NIR-II fluorescence lymphatic imaging and intraoperative navigation based on the “isolated cage” monodisperse strategy

Abstract

Fluorescence imaging in the second near-infrared (NIR-II) window is well suited for biological systems due to lower tissue scattering and micrometer-scale resolution at depths of millimeters. Unfortunately, none of the NIR-II fluorophores have clinical application due to low quantum yields, poor photostability, and longterm biosafety concerns. Herein, we develop NIR-II fluorescent nanoprobes based on the isolated cage monodisperse strategy, which significantly inhibits the π-π stacking interactions and restricts internal rotation of the arrested indocyanine green (ICG) fluorophores, which minimizes aggregation-caused quenching and enhances their NIR-II imaging performance.

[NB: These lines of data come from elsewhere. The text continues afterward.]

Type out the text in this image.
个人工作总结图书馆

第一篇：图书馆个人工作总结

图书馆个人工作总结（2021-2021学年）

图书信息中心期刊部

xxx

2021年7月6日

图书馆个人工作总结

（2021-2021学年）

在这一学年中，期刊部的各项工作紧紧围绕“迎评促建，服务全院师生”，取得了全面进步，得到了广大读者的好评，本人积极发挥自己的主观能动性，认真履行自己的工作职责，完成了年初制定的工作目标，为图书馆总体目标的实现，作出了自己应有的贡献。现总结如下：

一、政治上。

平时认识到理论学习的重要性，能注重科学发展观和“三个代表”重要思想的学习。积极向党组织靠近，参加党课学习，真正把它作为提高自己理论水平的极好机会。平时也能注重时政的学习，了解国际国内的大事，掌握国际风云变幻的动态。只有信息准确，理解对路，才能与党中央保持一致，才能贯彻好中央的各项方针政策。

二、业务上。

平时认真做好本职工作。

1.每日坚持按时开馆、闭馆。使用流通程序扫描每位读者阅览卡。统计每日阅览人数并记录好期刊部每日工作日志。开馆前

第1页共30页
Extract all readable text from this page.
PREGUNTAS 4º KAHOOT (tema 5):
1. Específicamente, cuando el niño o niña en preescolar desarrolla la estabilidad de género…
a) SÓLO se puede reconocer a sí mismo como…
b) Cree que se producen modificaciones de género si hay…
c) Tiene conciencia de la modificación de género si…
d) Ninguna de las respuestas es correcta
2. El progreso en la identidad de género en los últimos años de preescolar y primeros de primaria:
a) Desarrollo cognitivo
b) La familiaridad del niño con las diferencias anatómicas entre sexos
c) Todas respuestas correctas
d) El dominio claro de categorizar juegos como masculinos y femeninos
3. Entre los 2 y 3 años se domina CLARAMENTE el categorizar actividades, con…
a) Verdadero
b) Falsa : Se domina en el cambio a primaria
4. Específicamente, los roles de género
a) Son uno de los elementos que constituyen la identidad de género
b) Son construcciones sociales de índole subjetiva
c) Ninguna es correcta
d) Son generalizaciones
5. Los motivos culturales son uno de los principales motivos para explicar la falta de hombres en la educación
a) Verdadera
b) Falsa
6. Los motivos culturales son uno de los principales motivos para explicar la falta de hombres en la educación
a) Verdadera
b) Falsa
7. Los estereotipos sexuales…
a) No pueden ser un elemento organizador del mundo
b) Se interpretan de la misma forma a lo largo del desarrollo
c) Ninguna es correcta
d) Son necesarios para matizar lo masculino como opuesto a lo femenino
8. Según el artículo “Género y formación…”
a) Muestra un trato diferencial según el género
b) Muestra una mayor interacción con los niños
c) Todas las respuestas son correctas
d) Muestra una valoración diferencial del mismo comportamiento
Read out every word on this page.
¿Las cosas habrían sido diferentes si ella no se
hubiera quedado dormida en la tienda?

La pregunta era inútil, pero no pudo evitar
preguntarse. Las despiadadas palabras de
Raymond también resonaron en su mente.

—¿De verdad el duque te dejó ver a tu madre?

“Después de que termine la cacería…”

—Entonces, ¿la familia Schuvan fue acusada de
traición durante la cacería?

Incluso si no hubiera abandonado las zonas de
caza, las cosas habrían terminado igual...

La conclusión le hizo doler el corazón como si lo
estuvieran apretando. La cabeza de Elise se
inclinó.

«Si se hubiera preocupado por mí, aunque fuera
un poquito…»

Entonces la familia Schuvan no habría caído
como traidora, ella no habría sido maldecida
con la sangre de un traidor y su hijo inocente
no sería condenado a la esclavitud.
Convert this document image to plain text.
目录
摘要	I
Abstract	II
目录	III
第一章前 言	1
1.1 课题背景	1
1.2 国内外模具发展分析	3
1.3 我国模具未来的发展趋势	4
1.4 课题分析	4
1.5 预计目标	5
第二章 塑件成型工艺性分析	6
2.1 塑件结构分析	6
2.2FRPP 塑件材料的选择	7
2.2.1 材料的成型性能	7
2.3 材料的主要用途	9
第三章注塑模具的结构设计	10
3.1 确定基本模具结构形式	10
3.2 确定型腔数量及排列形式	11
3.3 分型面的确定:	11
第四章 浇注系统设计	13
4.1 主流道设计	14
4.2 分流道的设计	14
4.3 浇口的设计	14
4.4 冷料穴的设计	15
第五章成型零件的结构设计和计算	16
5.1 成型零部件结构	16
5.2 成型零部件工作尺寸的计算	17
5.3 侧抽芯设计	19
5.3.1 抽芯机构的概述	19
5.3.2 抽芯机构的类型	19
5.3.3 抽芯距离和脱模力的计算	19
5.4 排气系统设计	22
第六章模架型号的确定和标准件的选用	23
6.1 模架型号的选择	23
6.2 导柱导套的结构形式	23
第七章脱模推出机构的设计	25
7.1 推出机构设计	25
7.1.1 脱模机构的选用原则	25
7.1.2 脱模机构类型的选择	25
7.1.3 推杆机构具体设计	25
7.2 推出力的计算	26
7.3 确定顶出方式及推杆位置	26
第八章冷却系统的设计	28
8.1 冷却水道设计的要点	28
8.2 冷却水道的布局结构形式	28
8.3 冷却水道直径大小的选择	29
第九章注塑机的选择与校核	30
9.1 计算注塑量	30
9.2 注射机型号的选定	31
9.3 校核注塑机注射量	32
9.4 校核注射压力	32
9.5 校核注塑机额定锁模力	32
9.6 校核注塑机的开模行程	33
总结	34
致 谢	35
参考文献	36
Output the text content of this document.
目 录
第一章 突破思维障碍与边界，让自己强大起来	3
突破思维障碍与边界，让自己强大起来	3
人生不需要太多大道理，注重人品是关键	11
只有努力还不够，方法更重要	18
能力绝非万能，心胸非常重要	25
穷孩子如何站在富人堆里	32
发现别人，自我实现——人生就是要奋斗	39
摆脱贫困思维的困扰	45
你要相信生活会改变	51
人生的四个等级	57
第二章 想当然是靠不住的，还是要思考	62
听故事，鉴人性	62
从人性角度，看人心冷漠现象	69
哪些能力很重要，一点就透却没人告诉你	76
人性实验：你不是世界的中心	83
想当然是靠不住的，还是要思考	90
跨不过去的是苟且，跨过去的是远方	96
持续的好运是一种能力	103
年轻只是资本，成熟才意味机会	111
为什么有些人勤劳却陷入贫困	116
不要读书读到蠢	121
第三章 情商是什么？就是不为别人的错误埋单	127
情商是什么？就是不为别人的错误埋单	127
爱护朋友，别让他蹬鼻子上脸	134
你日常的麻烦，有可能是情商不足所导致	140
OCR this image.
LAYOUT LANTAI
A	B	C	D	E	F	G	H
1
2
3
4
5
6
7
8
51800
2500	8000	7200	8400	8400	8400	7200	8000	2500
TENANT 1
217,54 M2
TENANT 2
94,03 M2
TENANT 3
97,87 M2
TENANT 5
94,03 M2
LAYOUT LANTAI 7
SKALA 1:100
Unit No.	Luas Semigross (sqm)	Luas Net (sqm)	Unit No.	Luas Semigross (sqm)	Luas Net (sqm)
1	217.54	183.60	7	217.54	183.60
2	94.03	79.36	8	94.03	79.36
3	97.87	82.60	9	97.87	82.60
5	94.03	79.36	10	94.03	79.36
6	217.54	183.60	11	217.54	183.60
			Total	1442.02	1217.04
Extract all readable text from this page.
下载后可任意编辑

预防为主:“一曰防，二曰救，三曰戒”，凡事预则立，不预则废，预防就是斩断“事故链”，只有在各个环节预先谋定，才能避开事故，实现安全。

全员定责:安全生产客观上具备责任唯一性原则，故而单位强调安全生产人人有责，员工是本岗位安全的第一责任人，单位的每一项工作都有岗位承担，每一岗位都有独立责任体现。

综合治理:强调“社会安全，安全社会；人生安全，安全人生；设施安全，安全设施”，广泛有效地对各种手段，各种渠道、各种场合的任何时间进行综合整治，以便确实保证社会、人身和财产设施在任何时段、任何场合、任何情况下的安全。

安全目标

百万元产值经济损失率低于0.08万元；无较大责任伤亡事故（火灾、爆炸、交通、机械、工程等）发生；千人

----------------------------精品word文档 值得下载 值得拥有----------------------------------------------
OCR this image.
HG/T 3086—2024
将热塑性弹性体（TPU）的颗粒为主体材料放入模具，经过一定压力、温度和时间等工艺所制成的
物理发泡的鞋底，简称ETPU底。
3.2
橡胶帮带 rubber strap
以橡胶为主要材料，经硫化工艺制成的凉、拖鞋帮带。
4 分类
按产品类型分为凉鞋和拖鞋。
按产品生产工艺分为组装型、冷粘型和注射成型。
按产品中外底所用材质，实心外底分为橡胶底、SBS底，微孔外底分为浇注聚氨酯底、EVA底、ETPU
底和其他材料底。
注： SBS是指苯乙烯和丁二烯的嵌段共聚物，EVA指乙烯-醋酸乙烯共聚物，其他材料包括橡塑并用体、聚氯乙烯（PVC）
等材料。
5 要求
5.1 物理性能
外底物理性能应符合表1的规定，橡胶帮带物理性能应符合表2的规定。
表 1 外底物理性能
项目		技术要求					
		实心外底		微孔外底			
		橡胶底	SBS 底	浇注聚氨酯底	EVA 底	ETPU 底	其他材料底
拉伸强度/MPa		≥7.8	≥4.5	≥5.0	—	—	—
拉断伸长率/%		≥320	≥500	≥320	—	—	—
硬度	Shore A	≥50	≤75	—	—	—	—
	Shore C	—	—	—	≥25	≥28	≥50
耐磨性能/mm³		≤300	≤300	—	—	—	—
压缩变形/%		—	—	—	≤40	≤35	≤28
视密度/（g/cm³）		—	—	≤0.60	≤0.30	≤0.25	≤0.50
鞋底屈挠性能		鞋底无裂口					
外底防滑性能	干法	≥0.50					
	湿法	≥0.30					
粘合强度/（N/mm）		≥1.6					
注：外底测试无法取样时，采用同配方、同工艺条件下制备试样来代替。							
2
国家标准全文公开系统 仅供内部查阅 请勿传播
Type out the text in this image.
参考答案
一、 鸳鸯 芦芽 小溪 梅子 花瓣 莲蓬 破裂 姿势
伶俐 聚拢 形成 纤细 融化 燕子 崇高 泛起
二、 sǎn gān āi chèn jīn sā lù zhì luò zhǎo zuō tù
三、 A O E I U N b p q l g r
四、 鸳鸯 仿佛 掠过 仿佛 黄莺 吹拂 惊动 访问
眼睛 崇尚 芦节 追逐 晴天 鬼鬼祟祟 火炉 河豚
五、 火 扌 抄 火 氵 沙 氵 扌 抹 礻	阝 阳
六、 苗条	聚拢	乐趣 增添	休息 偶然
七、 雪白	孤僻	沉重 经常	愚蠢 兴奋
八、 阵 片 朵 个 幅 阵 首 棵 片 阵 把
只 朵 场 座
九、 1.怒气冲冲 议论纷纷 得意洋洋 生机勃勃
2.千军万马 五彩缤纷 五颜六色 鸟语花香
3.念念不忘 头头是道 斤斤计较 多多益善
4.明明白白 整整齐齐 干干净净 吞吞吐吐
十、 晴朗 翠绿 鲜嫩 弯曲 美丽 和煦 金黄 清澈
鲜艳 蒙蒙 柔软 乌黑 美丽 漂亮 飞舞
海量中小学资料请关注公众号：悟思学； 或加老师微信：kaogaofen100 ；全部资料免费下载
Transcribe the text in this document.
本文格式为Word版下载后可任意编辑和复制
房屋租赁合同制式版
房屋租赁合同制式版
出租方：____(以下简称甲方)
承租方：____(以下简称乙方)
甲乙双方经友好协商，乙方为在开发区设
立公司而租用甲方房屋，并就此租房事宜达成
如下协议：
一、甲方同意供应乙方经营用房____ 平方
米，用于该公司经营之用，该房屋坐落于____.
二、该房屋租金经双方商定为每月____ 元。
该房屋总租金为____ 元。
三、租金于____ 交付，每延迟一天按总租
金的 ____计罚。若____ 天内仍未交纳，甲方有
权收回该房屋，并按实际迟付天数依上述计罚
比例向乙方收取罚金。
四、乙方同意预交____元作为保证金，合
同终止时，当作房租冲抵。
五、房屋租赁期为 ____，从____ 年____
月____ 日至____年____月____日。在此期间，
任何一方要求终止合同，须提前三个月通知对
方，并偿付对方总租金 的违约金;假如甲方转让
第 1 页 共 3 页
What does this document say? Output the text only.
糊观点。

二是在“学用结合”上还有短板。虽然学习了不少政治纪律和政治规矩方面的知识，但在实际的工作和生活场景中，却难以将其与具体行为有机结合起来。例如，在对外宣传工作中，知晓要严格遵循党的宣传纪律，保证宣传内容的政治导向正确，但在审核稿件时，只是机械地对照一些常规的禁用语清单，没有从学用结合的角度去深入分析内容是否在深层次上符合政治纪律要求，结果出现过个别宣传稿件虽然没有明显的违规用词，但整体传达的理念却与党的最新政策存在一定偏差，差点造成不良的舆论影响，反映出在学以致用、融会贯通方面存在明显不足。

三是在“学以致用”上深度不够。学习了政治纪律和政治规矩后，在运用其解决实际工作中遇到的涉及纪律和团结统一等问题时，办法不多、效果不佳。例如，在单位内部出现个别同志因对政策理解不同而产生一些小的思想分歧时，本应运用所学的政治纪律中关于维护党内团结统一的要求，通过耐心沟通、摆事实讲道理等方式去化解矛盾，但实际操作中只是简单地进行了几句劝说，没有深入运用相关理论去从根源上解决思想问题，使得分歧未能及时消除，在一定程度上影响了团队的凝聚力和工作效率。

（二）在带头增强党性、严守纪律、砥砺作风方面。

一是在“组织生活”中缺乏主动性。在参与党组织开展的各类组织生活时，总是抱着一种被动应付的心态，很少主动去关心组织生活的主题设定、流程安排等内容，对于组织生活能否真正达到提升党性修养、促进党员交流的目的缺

Unlike ICG's imaging window of several minutes, the nanoformulations have reduced photobleaching and provide longer observation times. The increased imaging time allows high spatiotemporal resolution of blood vessels and lymphatic system. Benefiting from the high resolution and sensitivity of the nanoprobes, sentinel lymph nodes are accurately removed under fluorescence navigation. More intriguingly, the patency of lymphovenous anastomosis (LVA) is presented more intuitively by qualitative and quantitative NIR-II fluorescence signals, which will directly benefit the innovation and promotion of LVA.